Bringing Speed and Agility to the DoD's IT Acquisitions

January 2015
Peter Modigliani

As a former Air Force program manager, Peter Modigliani has a deep understanding of DoD acquisition systems. While he has a number of roles within MITRE, they all lead back to helping the DoD dramatically reduce the time, cost, and complexity of acquiring products and services for our nation's military.

Modigliani works within the National Security Engineering Center, the federally funded research and development center MITRE operates for the DoD. He has helped many DoD sponsors with their acquisitions, including the DoD Chief Information Office (CIO), Defense Information Systems Agency (DISA), Office of the Secretary of Defense, and Air Force.

"I work with DoD agencies to help them embrace concepts like agile development, portfolio management, as well as rethinking key processes for the digital age," says Modigliani. In particular, he specializes in helping the DoD acquire cost-effective IT capabilities.
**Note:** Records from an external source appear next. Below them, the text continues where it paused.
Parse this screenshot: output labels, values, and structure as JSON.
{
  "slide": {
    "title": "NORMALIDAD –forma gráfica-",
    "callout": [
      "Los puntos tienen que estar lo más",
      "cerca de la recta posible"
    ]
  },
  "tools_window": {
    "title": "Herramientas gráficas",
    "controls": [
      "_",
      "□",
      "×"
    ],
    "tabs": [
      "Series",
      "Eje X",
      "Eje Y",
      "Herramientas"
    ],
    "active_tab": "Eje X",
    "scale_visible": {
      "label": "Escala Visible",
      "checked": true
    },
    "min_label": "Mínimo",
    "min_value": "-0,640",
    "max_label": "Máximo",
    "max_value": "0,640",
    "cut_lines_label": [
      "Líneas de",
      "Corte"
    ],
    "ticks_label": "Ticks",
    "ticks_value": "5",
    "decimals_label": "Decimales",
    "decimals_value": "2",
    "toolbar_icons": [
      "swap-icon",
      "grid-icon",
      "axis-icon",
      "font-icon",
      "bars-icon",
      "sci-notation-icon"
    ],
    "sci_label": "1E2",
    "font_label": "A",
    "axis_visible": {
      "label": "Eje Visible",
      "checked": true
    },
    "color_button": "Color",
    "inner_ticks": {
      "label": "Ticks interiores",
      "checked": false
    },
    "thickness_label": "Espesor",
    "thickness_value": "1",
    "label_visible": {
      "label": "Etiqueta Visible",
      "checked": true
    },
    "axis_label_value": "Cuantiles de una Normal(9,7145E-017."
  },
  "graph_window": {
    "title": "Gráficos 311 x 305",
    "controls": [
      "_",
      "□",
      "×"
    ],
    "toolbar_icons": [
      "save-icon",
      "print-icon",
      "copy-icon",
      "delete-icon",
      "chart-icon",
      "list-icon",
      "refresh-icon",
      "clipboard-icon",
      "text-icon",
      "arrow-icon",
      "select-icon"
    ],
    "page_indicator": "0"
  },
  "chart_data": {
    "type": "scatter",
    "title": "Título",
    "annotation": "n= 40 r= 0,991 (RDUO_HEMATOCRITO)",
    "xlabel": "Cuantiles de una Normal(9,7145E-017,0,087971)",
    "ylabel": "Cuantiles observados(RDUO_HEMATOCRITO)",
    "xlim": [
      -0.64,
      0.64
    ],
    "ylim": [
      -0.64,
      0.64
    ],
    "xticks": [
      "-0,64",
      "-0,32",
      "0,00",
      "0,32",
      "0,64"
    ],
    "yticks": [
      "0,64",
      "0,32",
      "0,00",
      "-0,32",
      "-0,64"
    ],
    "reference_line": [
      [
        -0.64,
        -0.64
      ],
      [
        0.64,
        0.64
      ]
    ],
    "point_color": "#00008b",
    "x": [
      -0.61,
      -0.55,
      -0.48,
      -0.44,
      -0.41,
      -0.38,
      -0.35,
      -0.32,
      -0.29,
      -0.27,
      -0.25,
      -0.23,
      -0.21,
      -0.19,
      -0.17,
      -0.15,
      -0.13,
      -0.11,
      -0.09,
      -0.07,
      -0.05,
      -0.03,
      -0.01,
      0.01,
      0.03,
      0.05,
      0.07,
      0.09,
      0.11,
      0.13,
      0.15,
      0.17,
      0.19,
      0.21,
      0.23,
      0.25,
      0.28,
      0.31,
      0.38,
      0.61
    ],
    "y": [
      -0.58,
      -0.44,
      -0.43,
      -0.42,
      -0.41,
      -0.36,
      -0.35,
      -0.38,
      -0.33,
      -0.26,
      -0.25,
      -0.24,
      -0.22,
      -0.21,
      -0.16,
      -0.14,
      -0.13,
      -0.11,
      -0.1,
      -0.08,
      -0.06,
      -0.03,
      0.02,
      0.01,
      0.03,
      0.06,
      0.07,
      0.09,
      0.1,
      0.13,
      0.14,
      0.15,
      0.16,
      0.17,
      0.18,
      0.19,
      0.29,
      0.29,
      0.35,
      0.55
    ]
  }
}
Because MITRE doesn't manufacture or sell any products, Modigliani and his colleagues are well positioned to offer unbiased guidance on this complex aspect of government operations.

Cutting Monoliths Down to Size

The DoD's ongoing challenge is that it uses essentially the same process to acquire IT capabilities as it does major weapons systems. This includes specifying, documenting, and seeking approval on "monolithic" purchases, which often stretches into the billions of dollars. As a result, it typically takes eight years for the DoD to acquire new IT capabilities.

"What works for fighter planes doesn't work with IT," says Modigliani. "Just think what it would mean in the commercial world if your 'new' computer was based on eight-year-old specifications. Then consider how our warfighters depend upon information technology for everything from tanks and ships to command-and-control systems."

Agile development and portfolio management help cut through that time-consuming and expensive process. "In the simplest terms, breaking purchases into smaller sections means being able to adapt better to changes in technologies, operations, and budgets—and to have a higher success rate," he says. "You put key things in place like consistent technical and business architectures, processes, and contracts. That way, you can divide large projects into smaller components. This expedites the approval process so releases can be delivered in a series of 6–12 month cycles rather than one massive delivery in eight years, with greater chances of success."

Discussing Agile Concepts at an Armed Services Committee

Congress directed the DoD to restructure acquisition processes to acquire IT capabilities more quickly. This is particularly crucial where fast-evolving technologies are necessary for success of our warfighters in a dynamic operational environment. In February 2014, Modigliani joined MITRE's Mike Janiga in a roundtable discussion to the House Armed Services Committee about IT acquisition reform.

Modigliani explained to the members of Congress and their staff that agile practices can help the DoD achieve many of its objectives by focusing on small, frequent capability releases and using software instead of comprehensive documentation. Agile practices also allow for a rapid response to changes in operations, technology, and budgets while actively involving users throughout development to ensure high operational value.

Writing the Book on Agile IT Acquisitions

Modigliani wears many other hats in support of DoD acquisitions. For instance, he helped the DoD CIO outline a 10-point plan for DoD IT modernization. In addition, he worked with DISA's acquisition executive to develop nine tailored IT acquisition models to make it easier for the staff to make purchases. He's also overseeing three internal acquisition research projects for MITRE.

Modigliani not only reads avidly about acquisition processes, but also writes about them. Along with fellow MITRE acquisitions expert Su Chang, he wrote the Defense Agile Acquisition Guide to help DoD professionals adopt agile practices within each element of their programs. Defense AT&L Magazine has published two of his articles about improving portfolio management and leveraging digital technologies and strategies to reinvent the DoD's acquisition processes.

"What I love about MITRE is that we have such a broad footprint across nearly all the defense, intelligence, and civil agencies," he says. "I'm passionate about our opportunity to help reinvent federal acquisition for the digital age."

When not reading, writing, or actively helping the DoD with IT acquisitions, Modigliani spends time with his wife and two children.